Born Aram Vagramian in Worcester, Mass., Vega was the house pianist at the Hi-Hat jazz club. He teamed up with jazz greats including Charlie Parker, Dizzy Gillespie, Miles Davis, Count Basie and Duke Ellington. He later led his own trio and became a fixture at Lucky’s Lounge. Vega played both the piano and the vibraphone, and had hundreds of recordings as a pianist and a backup artist. A World War II veteran, Vega was also a longtime Little League and Babe Ruth baseball coach in Everett, Mass.

John Larson
John Larson, a trumpet player known for his work with The Ides of March, died Sept. 21, 2011, according to an obituary published in the Chicago Sun-Times. He was 61.

Barry Llewellyn
KINGSTON, Jamaica (AP) — Barry Llewellyn of The Heptones died Nov. 23, 2011, at age 64. Llewellyn founded the Heptones with Earl Morgan in the late 1950s. The group was influential during the island’s rocksteady era in the 1960s. The Heptones reunited in the 1990s after a nearly 20-year absence during a worldwide ska and rocksteady revival.

Paul Motian
NEW YORK (AP) — Longtime jazz drummer and composer Paul Motian died Nov. 22, 2011, at age 80.

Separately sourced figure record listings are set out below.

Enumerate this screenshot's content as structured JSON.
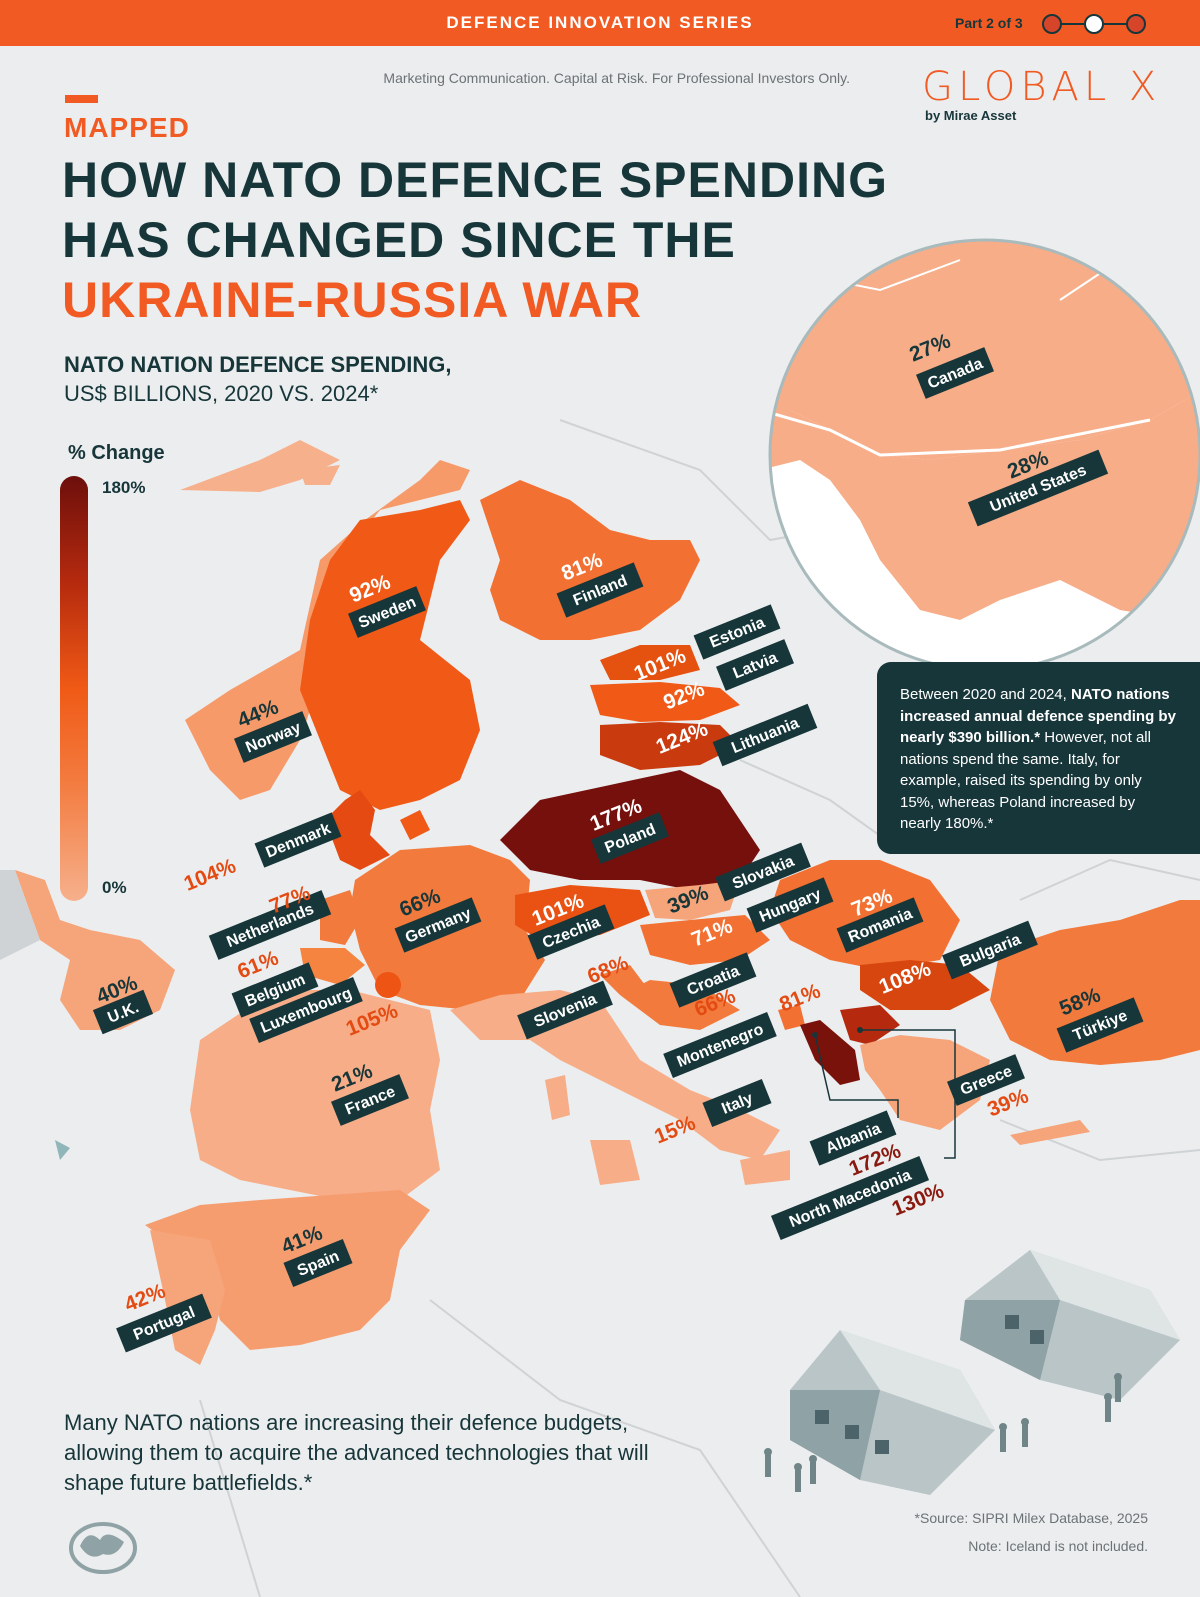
{
  "header": {
    "series": "DEFENCE INNOVATION SERIES",
    "part": "Part 2 of 3",
    "disclaimer": "Marketing Communication. Capital at Risk. For Professional Investors Only.",
    "brand": "GLOBAL X",
    "brand_sub": "by Mirae Asset"
  },
  "headline": {
    "kicker": "MAPPED",
    "line1": "HOW NATO DEFENCE SPENDING",
    "line2": "HAS CHANGED SINCE THE",
    "line3": "UKRAINE-RUSSIA WAR"
  },
  "subtitle": {
    "line1": "NATO NATION DEFENCE SPENDING,",
    "line2": "US$ BILLIONS, 2020 VS. 2024*"
  },
  "legend": {
    "title": "% Change",
    "max": "180%",
    "min": "0%",
    "colors": [
      "#6d0f0c",
      "#b52a0e",
      "#f05a16",
      "#f37b3f",
      "#f6b08c"
    ]
  },
  "countries": [
    {
      "name": "Canada",
      "change": "27%"
    },
    {
      "name": "United States",
      "change": "28%"
    },
    {
      "name": "Sweden",
      "change": "92%"
    },
    {
      "name": "Finland",
      "change": "81%"
    },
    {
      "name": "Norway",
      "change": "44%"
    },
    {
      "name": "Estonia",
      "change": "101%"
    },
    {
      "name": "Latvia",
      "change": "92%"
    },
    {
      "name": "Lithuania",
      "change": "124%"
    },
    {
      "name": "Denmark",
      "change": "104%"
    },
    {
      "name": "Poland",
      "change": "177%"
    },
    {
      "name": "Netherlands",
      "change": "77%"
    },
    {
      "name": "Germany",
      "change": "66%"
    },
    {
      "name": "Belgium",
      "change": "61%"
    },
    {
      "name": "Luxembourg",
      "change": "105%"
    },
    {
      "name": "U.K.",
      "change": "40%"
    },
    {
      "name": "Czechia",
      "change": "101%"
    },
    {
      "name": "Slovakia",
      "change": "39%"
    },
    {
      "name": "Hungary",
      "change": "71%"
    },
    {
      "name": "Romania",
      "change": "73%"
    },
    {
      "name": "Slovenia",
      "change": "68%"
    },
    {
      "name": "Croatia",
      "change": "66%"
    },
    {
      "name": "Bulgaria",
      "change": "108%"
    },
    {
      "name": "Montenegro",
      "change": "81%"
    },
    {
      "name": "Türkiye",
      "change": "58%"
    },
    {
      "name": "France",
      "change": "21%"
    },
    {
      "name": "Italy",
      "change": "15%"
    },
    {
      "name": "Greece",
      "change": "39%"
    },
    {
      "name": "Albania",
      "change": "172%"
    },
    {
      "name": "North Macedonia",
      "change": "130%"
    },
    {
      "name": "Spain",
      "change": "41%"
    },
    {
      "name": "Portugal",
      "change": "42%"
    }
  ],
  "infobox": {
    "t1": "Between 2020 and 2024, ",
    "b1": "NATO nations increased annual defence spending by nearly $390 billion.*",
    "t2": " However, not all nations spend the same. Italy, for example, raised its spending by only 15%, whereas Poland increased by nearly 180%.*"
  },
  "footer": {
    "text": "Many NATO nations are increasing their defence budgets, allowing them to acquire the advanced technologies that will shape future battlefields.*",
    "source": "*Source: SIPRI Milex Database, 2025",
    "note": "Note: Iceland is not included."
  }
}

Motian, who grew up in Providence, R.I., and spent time in the Navy, came to the forefront while a member of pianist Bill Evans’ trio in the late 1950s and early 1960s, playing on landmark recordings such as “Waltz for Debby’’ and “Sunday at the Village Vanguard.’’ Motian’s career also included stints as a bandleader, beginning with the album “Conception Vessel’’ in 1972. He recorded nearly three dozen albums for the ECM, WInter & Winter and JMT labels.

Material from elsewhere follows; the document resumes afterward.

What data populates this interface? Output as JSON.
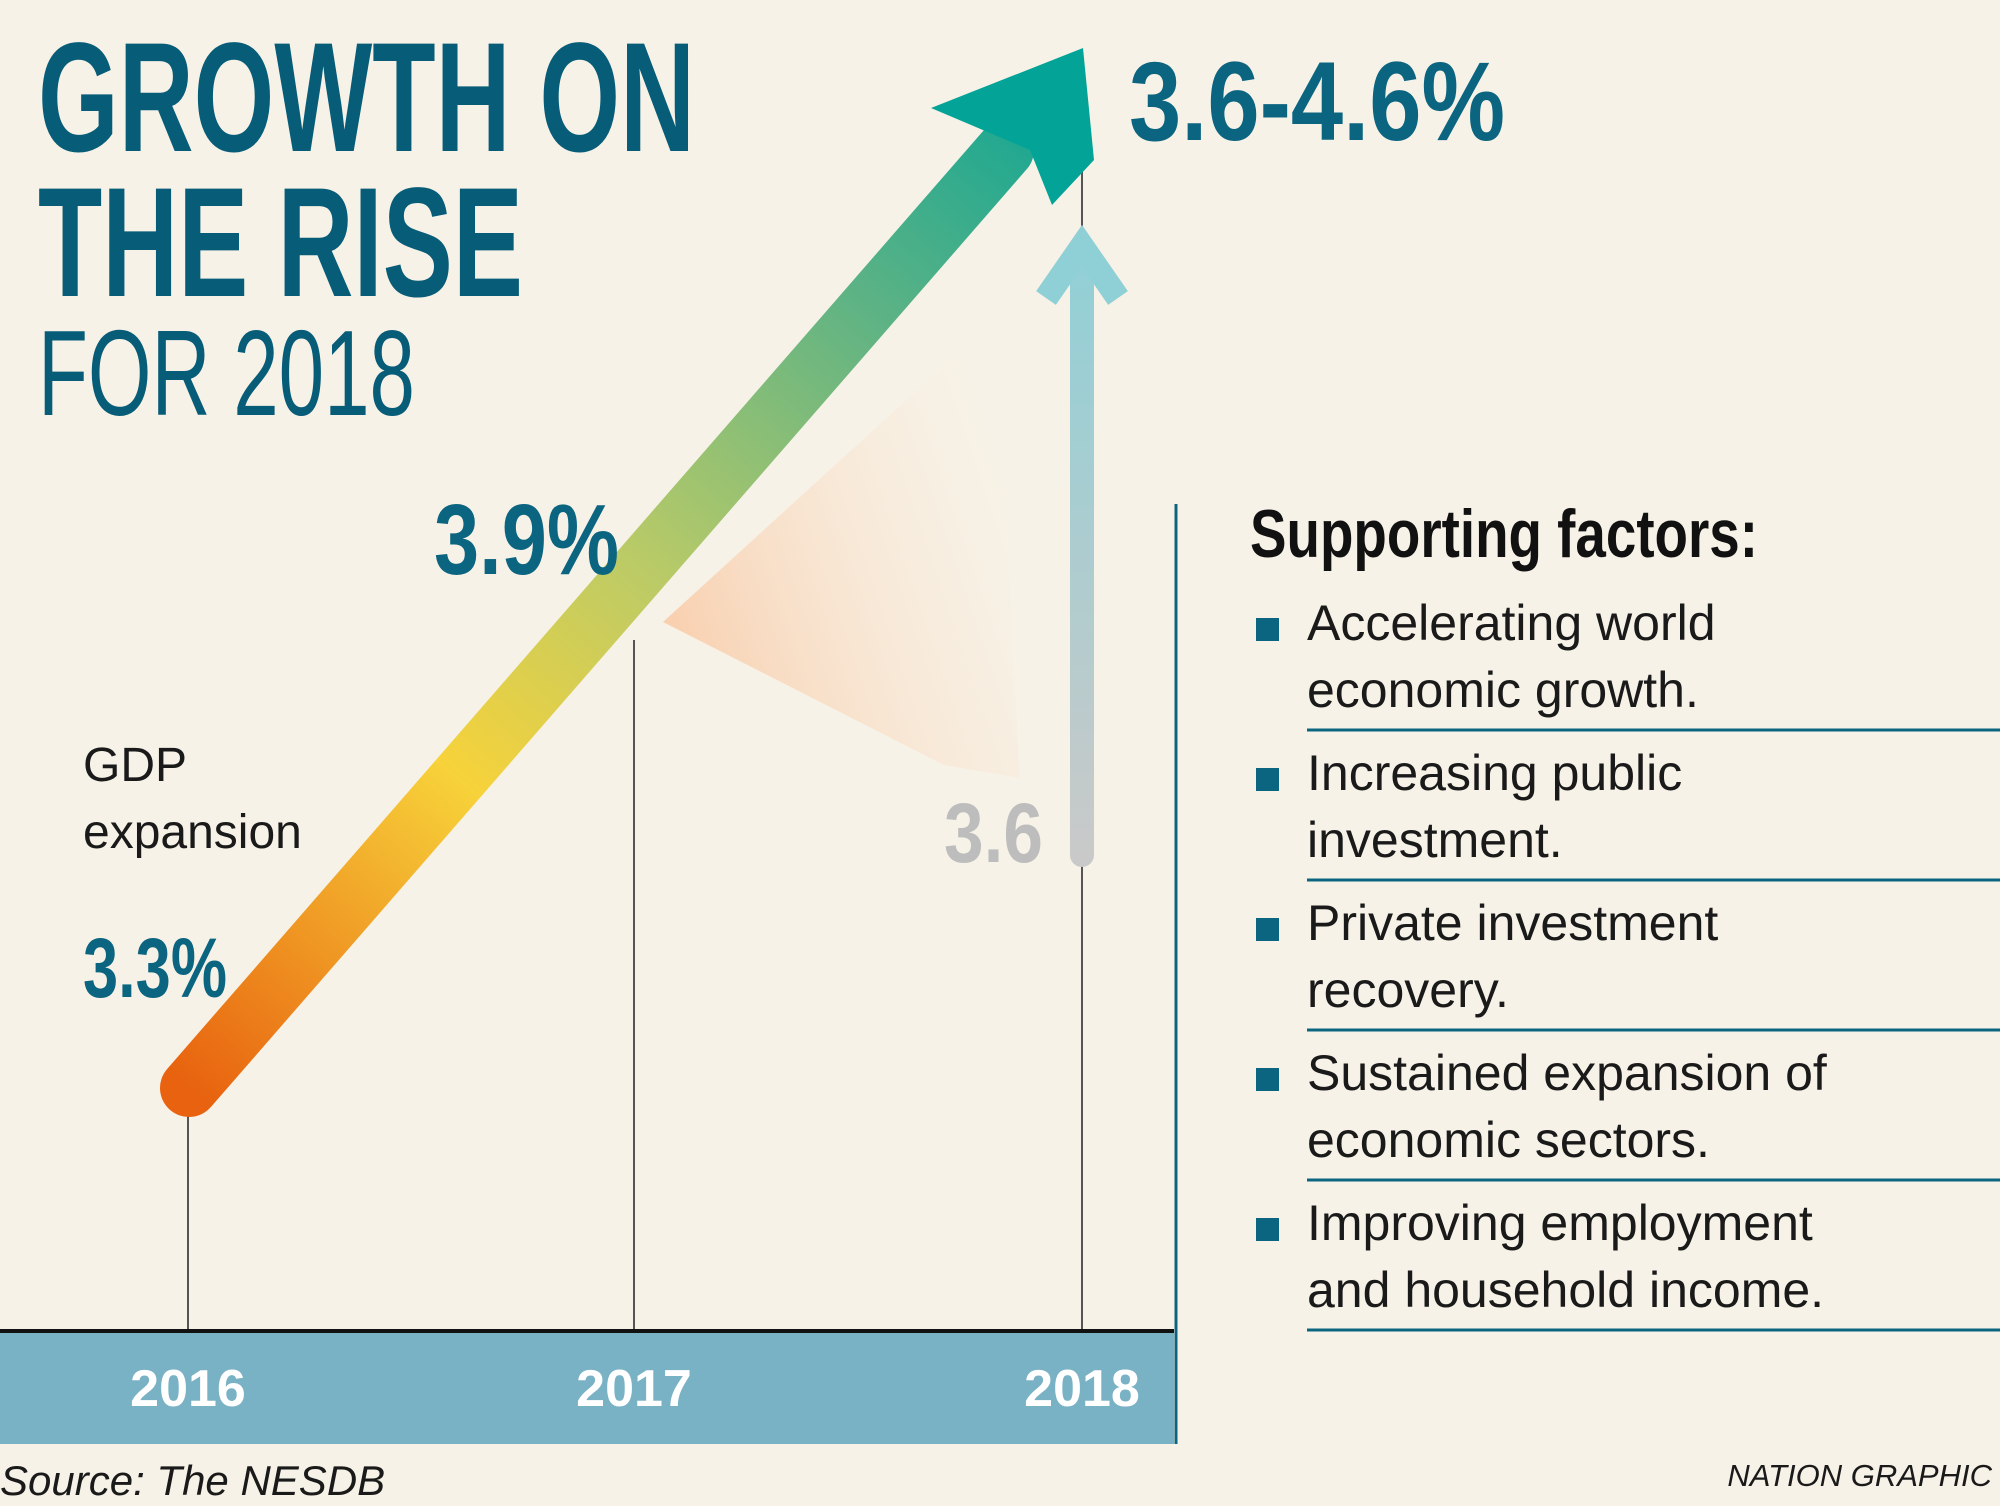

Even after Motian stopped touring, he continued to perform and record, mostly in New York and most often at the Village Vanguard jazz club.

Cesaria Evora
LISBON, Portugal (AP) — Cesaria Evora, who started singing as a teenager in the bayside bars of Cape Verde in the 1950s and won a Grammy in 2003 after she took her African islands music to stages across the world, died Dec. 18, 2011. She was 70.

Evora, known as the “Barefoot Diva” because she always performed without shoes, retired in September because of health problems. In recent years she had had several operations.

Born Aug. 27, 1941, Evora sang the traditional music of the Cape Verde Islands off West Africa, a former Portuguese colony. She mostly sang in the version of creole spoken there, but even audiences who couldn’t understand the lyrics were moved by her stirring renditions, her unpretentious manner and the music’s infectious beat. Her singing style brought comparisons to Billie Holiday.